Emptyinsidetothecore · 10/01/2023 21:55

I watched something on TikTok the other day and the analogy made me go, yes… that! It’s not a tip as such, but it was validation of what I was feeling. Link: vm.tiktok.com/ZMFEHTAuD/

To summarise it says:

Betrayal trauma is like being pushed out of a plane before you’re ready, without a parachute. As you’re falling, you look up and your partner is watching you; falling and smiling whilst flying the plane. They’re watching you hit the ground and break every bone in your body. Miraculously you survived. You don’t feel lucky. He didn’t come back to apologise or to check if you’re ok, he carried on flying the plane, and picked someone up along the way. It wasn’t just your bones that shattered that day, but your self worth, your trust, your safety, your truth - you don’t understand love any more, you’ve met evil and it killed a part of you before you were ready to die.

This metaphor resonates and I would extend it by saying the pilot has no idea what he is doing and is probably going to crash the plane anayway.

FreshStartNewLife · 11/01/2023 20:22

That's karma for you! 😁

Nelly10 · 11/01/2023 22:16

Very very true!

Lieslies · 11/01/2023 22:21

Ooh I like that analogy. In my case the fucker picked up his passenger then circled back over me a couple of times to shout 'I still love you, I'm worried about you' at me, before flying over the horizon.

3 months for me. The hurt is reducing but I'm still furious. If I'm not careful I get stuck in loops of obsessing for days. I've found the best thing is to keep busy and make the most of any opportunity to get out there and do what I enjoy, and to hunt out new experiences.

I've registered to volunteer as a festivals steward through Oxfam, which means doing some work in exchange for festival entry and some perks. I'm hoping to go to two. I used to love going to festivals, haven't been for years, this sounds good for my reduced budget, and also sounds like a nice community if volunteers to be with.

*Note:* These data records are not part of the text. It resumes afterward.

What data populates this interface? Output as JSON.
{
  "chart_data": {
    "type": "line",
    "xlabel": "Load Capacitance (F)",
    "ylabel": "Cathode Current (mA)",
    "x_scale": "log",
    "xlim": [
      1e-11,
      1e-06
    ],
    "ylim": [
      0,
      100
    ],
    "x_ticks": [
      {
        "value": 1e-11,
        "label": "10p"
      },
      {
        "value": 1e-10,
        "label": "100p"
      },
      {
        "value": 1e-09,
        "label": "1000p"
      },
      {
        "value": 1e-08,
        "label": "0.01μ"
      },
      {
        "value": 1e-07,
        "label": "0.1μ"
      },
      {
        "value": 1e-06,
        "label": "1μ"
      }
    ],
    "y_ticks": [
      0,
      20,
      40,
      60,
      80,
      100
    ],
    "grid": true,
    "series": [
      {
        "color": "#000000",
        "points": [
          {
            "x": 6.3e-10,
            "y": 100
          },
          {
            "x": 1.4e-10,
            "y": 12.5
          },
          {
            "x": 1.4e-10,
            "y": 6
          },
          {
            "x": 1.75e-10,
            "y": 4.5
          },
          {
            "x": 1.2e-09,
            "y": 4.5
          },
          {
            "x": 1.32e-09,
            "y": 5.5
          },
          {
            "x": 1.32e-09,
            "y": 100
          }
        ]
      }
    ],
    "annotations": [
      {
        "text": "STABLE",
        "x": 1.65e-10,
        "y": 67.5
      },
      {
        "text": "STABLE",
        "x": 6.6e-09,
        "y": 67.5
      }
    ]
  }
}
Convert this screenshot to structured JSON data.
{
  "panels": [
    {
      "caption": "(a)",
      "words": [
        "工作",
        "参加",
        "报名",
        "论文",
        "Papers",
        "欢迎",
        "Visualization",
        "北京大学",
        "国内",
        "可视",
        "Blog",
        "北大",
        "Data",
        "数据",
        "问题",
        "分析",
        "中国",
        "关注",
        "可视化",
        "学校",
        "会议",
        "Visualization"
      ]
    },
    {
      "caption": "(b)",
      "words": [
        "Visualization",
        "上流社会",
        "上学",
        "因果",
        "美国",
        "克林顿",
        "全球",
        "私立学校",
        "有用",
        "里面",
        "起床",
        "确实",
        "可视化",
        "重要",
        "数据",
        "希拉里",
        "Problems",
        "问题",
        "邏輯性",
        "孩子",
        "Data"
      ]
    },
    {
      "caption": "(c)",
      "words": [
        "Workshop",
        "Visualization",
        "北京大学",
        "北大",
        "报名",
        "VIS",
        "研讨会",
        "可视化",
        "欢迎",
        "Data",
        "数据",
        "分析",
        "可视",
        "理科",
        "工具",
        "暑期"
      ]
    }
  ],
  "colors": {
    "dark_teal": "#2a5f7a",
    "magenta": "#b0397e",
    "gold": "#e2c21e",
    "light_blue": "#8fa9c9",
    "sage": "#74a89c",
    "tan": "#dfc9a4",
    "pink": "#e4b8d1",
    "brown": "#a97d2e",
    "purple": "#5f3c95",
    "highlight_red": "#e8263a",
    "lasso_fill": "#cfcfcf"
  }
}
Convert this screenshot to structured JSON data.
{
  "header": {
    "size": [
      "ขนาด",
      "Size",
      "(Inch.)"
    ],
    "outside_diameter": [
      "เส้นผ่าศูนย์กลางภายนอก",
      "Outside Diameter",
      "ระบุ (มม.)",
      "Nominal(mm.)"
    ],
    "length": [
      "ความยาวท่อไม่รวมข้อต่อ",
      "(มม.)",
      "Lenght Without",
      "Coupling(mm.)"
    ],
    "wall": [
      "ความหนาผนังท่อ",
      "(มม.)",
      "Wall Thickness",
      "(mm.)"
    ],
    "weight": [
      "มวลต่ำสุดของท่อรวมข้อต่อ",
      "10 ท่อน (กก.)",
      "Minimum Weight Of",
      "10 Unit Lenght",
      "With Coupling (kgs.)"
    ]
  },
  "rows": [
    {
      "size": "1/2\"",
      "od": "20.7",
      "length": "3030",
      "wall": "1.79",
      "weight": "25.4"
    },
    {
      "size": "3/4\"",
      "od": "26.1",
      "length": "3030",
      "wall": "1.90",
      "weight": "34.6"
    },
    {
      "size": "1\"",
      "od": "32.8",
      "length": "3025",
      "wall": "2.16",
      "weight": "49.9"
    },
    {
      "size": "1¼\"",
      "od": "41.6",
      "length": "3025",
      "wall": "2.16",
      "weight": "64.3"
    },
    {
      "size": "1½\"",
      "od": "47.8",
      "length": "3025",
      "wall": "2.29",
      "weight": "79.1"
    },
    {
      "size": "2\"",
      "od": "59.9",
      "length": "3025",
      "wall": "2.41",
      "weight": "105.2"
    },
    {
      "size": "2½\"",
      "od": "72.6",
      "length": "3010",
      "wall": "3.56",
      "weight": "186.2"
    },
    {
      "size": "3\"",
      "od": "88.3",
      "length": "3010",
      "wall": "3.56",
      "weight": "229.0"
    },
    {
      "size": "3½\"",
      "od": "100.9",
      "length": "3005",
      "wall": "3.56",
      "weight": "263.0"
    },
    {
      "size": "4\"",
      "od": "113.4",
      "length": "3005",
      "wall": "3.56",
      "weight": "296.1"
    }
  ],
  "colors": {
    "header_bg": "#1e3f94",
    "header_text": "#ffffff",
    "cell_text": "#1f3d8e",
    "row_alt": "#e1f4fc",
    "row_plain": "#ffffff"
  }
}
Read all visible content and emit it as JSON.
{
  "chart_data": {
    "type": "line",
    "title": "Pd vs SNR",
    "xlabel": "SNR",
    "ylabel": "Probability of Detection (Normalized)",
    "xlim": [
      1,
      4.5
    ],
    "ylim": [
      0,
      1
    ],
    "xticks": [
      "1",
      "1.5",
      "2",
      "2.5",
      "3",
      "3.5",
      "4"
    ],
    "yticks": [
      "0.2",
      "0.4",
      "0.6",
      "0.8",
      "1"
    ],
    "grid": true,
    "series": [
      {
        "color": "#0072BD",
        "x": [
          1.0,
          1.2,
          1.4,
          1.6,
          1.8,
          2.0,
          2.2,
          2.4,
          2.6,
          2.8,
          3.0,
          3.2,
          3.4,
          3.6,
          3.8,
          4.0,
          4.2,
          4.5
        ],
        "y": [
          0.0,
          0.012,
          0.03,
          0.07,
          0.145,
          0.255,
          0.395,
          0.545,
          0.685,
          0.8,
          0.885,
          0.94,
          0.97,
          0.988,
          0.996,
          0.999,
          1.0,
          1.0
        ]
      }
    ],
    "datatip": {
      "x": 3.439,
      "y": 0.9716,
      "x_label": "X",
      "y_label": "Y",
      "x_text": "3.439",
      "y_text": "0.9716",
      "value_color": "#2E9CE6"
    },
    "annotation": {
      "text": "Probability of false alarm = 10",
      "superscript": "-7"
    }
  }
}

ThePredictableScript · 11/01/2023 22:27

XH just came round to pick up a spare tv.. told me more lies over some stuff so I put on Fleetwood Macs, Sweet Little Lies and started dancing around, he said "why you trying to wind me up?" I said "I'm not even playing any music or dancing, what you on about?" Haha. Probably not a normal or mature thing to do but who cares. His lies are no longer my problem! I'm freeeee. Still feeling good since finding out hes started filling his new house with furniture. Can't believe it as thought I'd be crushed. Instead I think "you fuckin idiot" and feel thankful to be free. @EmptyInsidetothecore love that tiktok analogy video. So true! But then us women, the ones carrying the marriage, get all our energy back, heal, find ourselves and become 100x happier 😊

Stayingstrongish · 12/01/2023 05:06

@ThePredictableScript he he that sounds so much fun, I can just imagine you dancing away!

Always4Brenner · 12/01/2023 09:36

Girls on film 1984 live version is my dance song well I know sit on sofa and bounce and Smalltown boy that song has got me through all sorts. I know I’m different here I caused the break up but I had to leave I’d been unhappy for years and I got scammed yes I’ll be slated but I’m not saying sorry for the rest of my life. It had to happen this way so I could validate leaving. He’d wore me down emotionally you’ve seen me in my darkest days now I’m happy the happiest I’ve been for years. Luckily dwp have finally realised he can’t work medical reason my etc so I’m very pleased about that. He still phones once a week about bill advice. He knows now I won’t put up with snappiness. I wish and hope all of you here find the happiness and luck you deserve group hug❤️❤️❤️❤️

threeandmeandthedog · 12/01/2023 09:58

@Always4Brenner well done for calling time on a relationship which didn’t make you happy. It takes a lot of strength to do that.

Bloody great song choice by the way! Smalltown Boy is one of my faves.

Always4Brenner · 12/01/2023 10:01

threeandmeandthedog · 12/01/2023 09:58

@Always4Brenner well done for calling time on a relationship which didn’t make you happy. It takes a lot of strength to do that.

Bloody great song choice by the way! Smalltown Boy is one of my faves.

Thank you that means a lot to me everyone I know has supported me and even the residents here have seen me grow in confidence and happiness.